Good luck with that, that's advanced chemistry.

Göran


----------



## HDTVinc (Oct 18, 2016)

Thanks.

I am fairly sure that this process should work with HCl acid and H2O2. This will produce HAuCl4, which contains an Au3+ ion, which then gets reduced by the electrons from the glow discharge. The resulting Au2+ isn't very stable, so it auto dissociates into Au3+ and Au+. Au3+ gets cycled again, and Au+ is reduced again to produce elemental gold. 

I cant use Nitric for this process, because once the gold falls out of solution, it would essentially just react with the AR and I would be back where I started, but i'm thinking that as long as I allow the H2O2 to evaporate off, I shouldn't have this problem. 

I am thinking about putting crushed up bits of IC chips gold fingers all in one large container, taking care to remove as much non-metalic bits as I can along the way, and dissolving all of the metal content in HCl and H2O2. I will have to replinish the H2O2 a few times, but that should get the job done hopefully. I know that HCl and H2O2 are NEVER used on raw e-scrap, because you would generally need to remove the copper and what not from the scrap before you tackle the gold, but the beauty of the glow discharge is that it is so selective in removing gold from the solution. 

Now all I have to do is get a vacuum pump, and figure out what gas to use.


----------



## mls26cwru (Oct 18, 2016)

what kind of vacuum are you looking to be operating at? Are you talking about RF plasma like used in plasma enhanced chemical vapor depositions? It almost sounds like you are describing an argon sputtering system.

If you are thinking about putting a liquid into those kind of low vacuums you are going to run into problems as you will boil off (rather violently) your solutions. RF Ar sputtering can be done at some higher pressures, but I know the higher the pressure you operate at, the higher the power output is needed the RF power supply, so you could be talking about some pretty heavy duty pieces of equipment.


----------



## HDTVinc (Oct 18, 2016)

I would only need a very small amount of suction to be on the vessel. Just enough to make the pressure within the tube less then ambient pressure. This helps with initiating glow discharge, rather than an arc being struck whenever power is supplied to the system. the current supplied to the vessel needs to be in the mA range, and the voltage should be in the 100V+ range. As far as i understand it, smaller particles are produced whenever the ratio of V/I is very high, so the higher the voltage, and the lower the amperage, the better the results should be. I would have to purge the system a few times in order for this to work, because i have a suspission that any nitrogen may be converted to a bit of NO and NO2 whenever the glow discharge is going.

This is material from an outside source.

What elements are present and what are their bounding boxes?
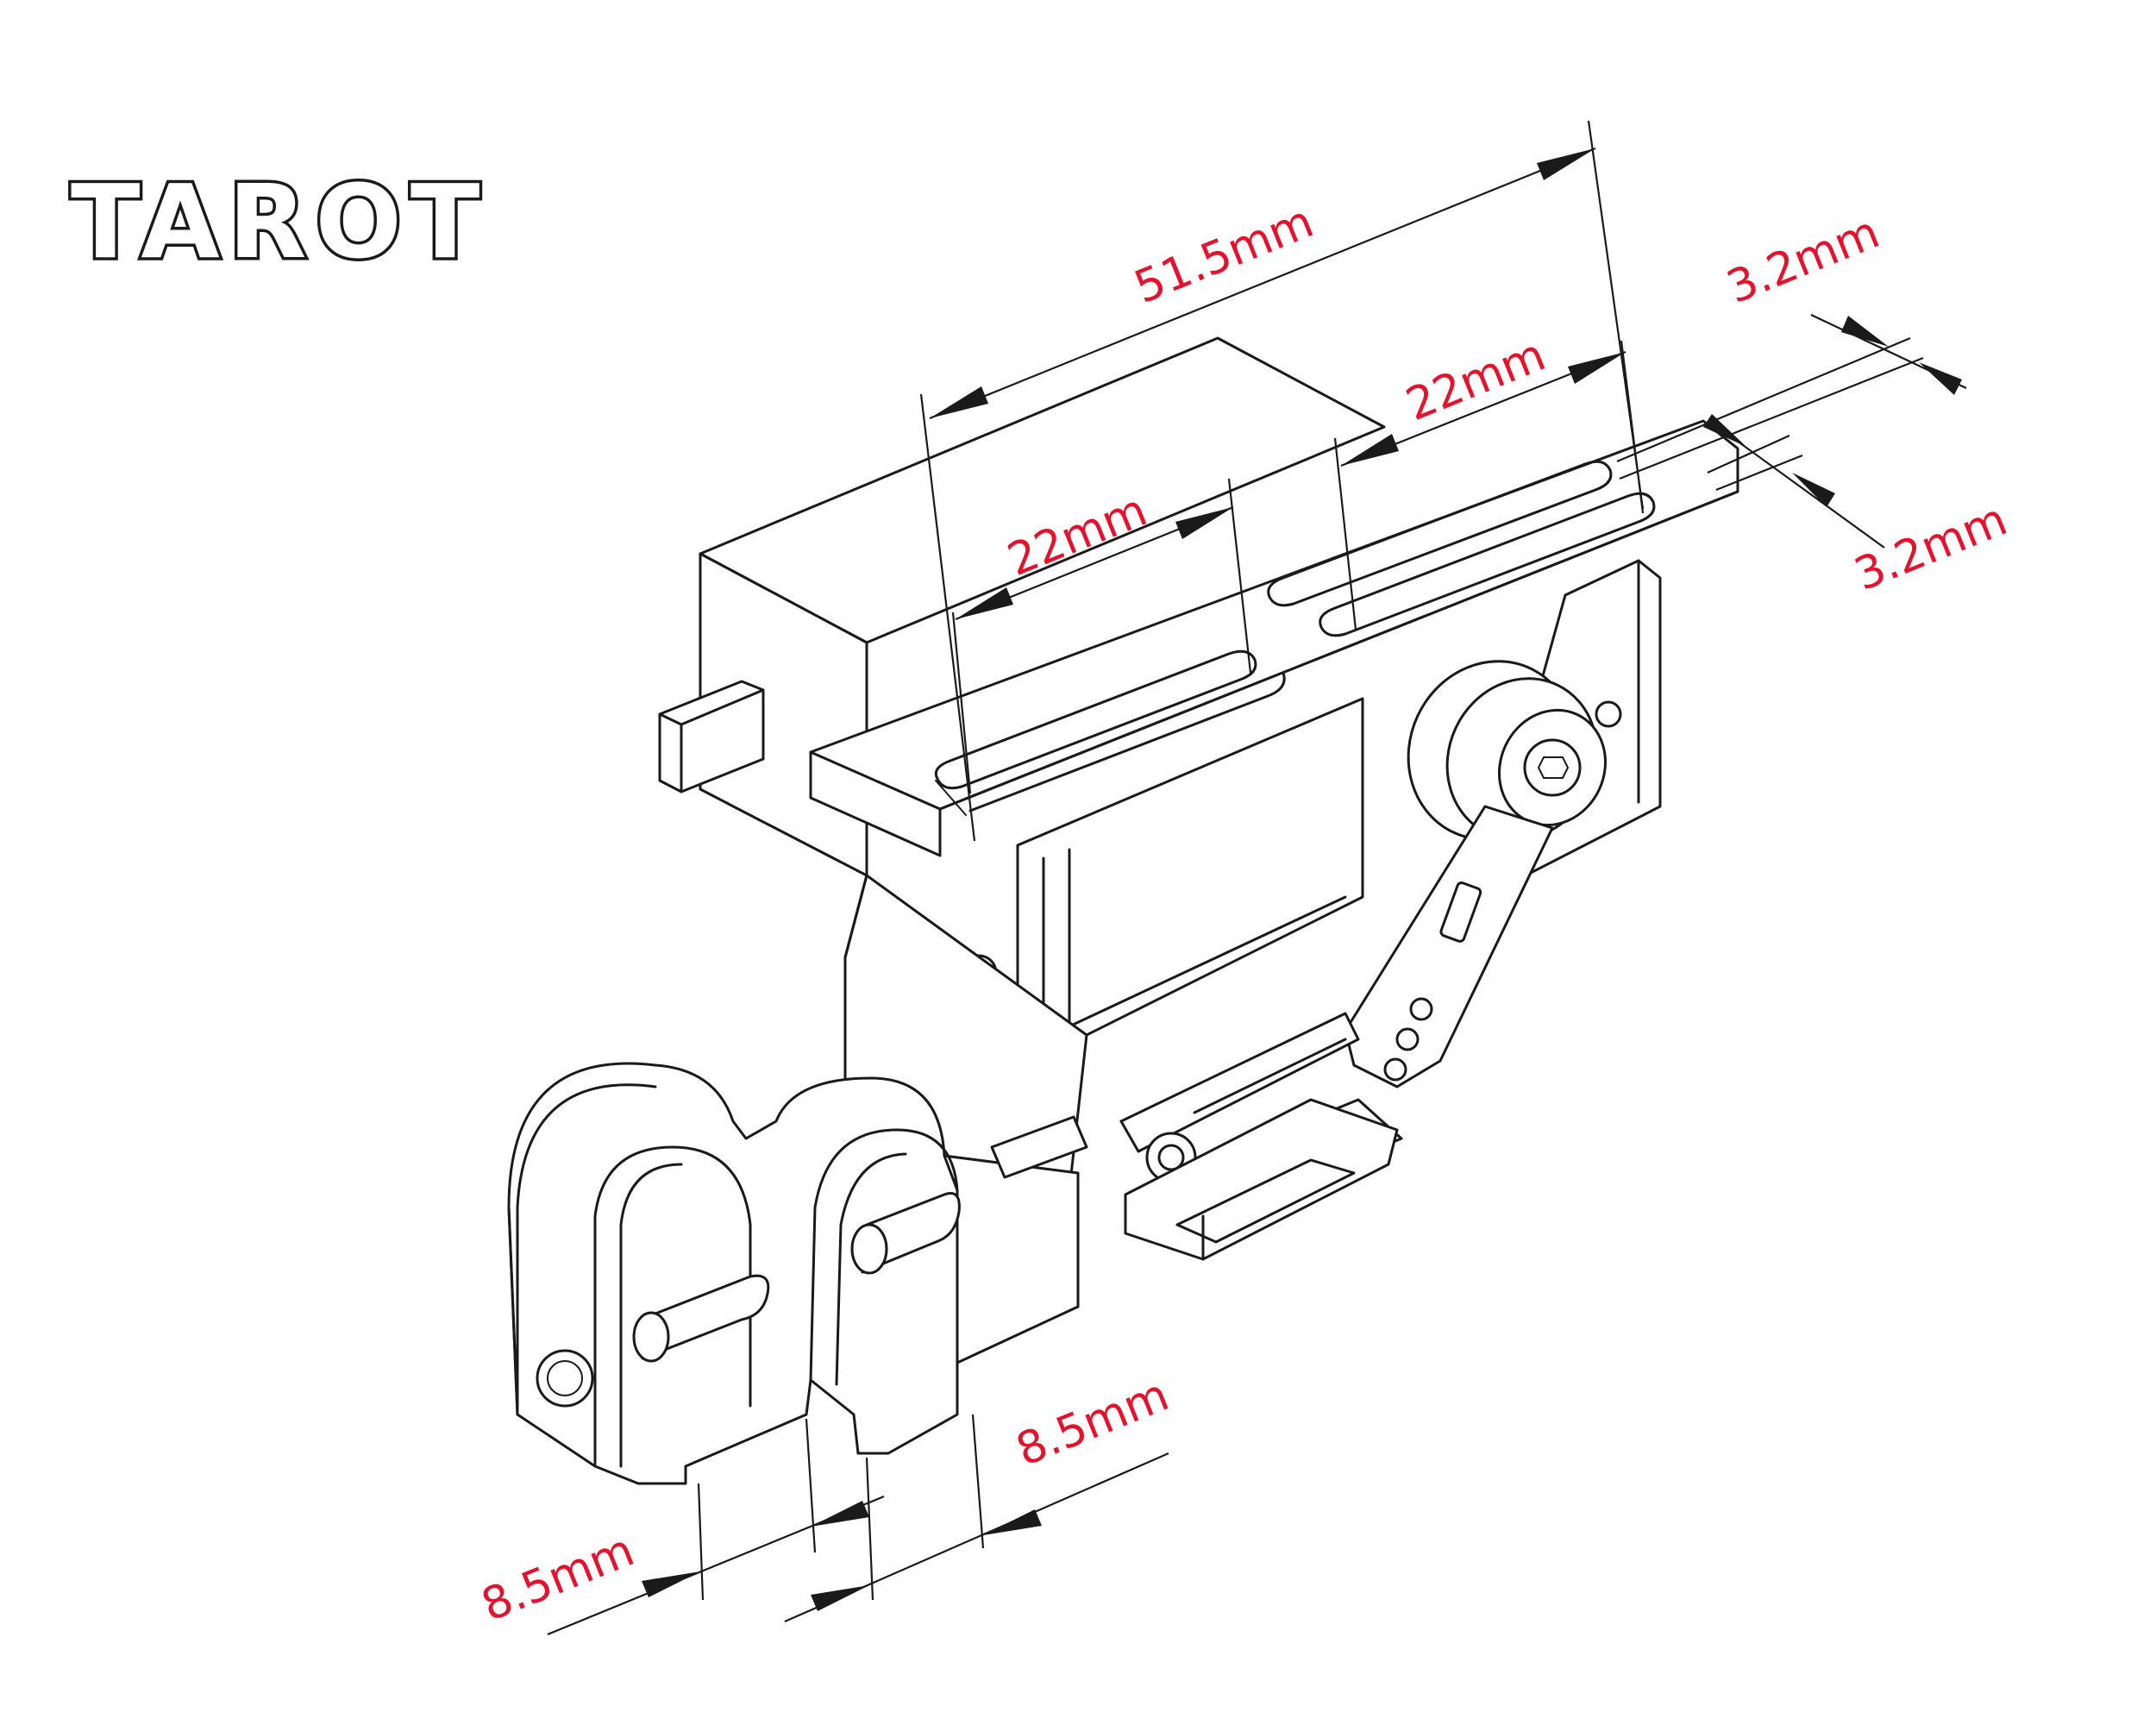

Im not 100% sure if the presence of nitrogen gas would do much, but it may reduce yields, as NO2 could get into solution and create small amounts of Nitric acid. 

I don't know much about the sputtering that you mentioned, but from what I found with a quick google search they a much different, however you may be able to combine the ideas of both in order to plate things with very small layers of gold which could be cool. 

I could probably get away with rigging a shop vac up in order to produce the level of suction that is needed, as it would hopefully be just strong enough to induce glow discharge rather than the production of an arc. It will be a bit of trial and error on my part to figure that out.


----------



## kurtak (Oct 19, 2016)

HDTVinc said:


> I could probably get away with rigging a shop vac up in order to produce the level of suction that is needed, as it would hopefully be just strong enough to induce glow discharge rather than the production of an arc. It will be a bit of trial and error on my part to figure that out.



Per the above underlined -----------

Go to Harbor Freight & get a vacuum pump - they sell them for evacuating refrigeration & air conditioning systems - they have two CFM sizes & when they are on sale they sell for $100 - $150 --- if I remember right (off the top of my head) the small one is 2.5 CFM & the bigger one is 3 CFM

You can then get a vacuum gauge to hook up in line along with a bleeder valve to adjust the vacuum to the desired vacuum you want

Here is a pic with the vac pumps from Harbor Freight

:arrow: http://goldrefiningforum.com/phpBB3/viewtopic.php?f=40&t=19965&hilit=scrubber#p205136 

Kurt


----------



## HDTVinc (Oct 22, 2016)

Thank you so much for the information! I will definitely be getting a vacuum gauge to see what kind of suction i am getting. Thank you all so much.


----------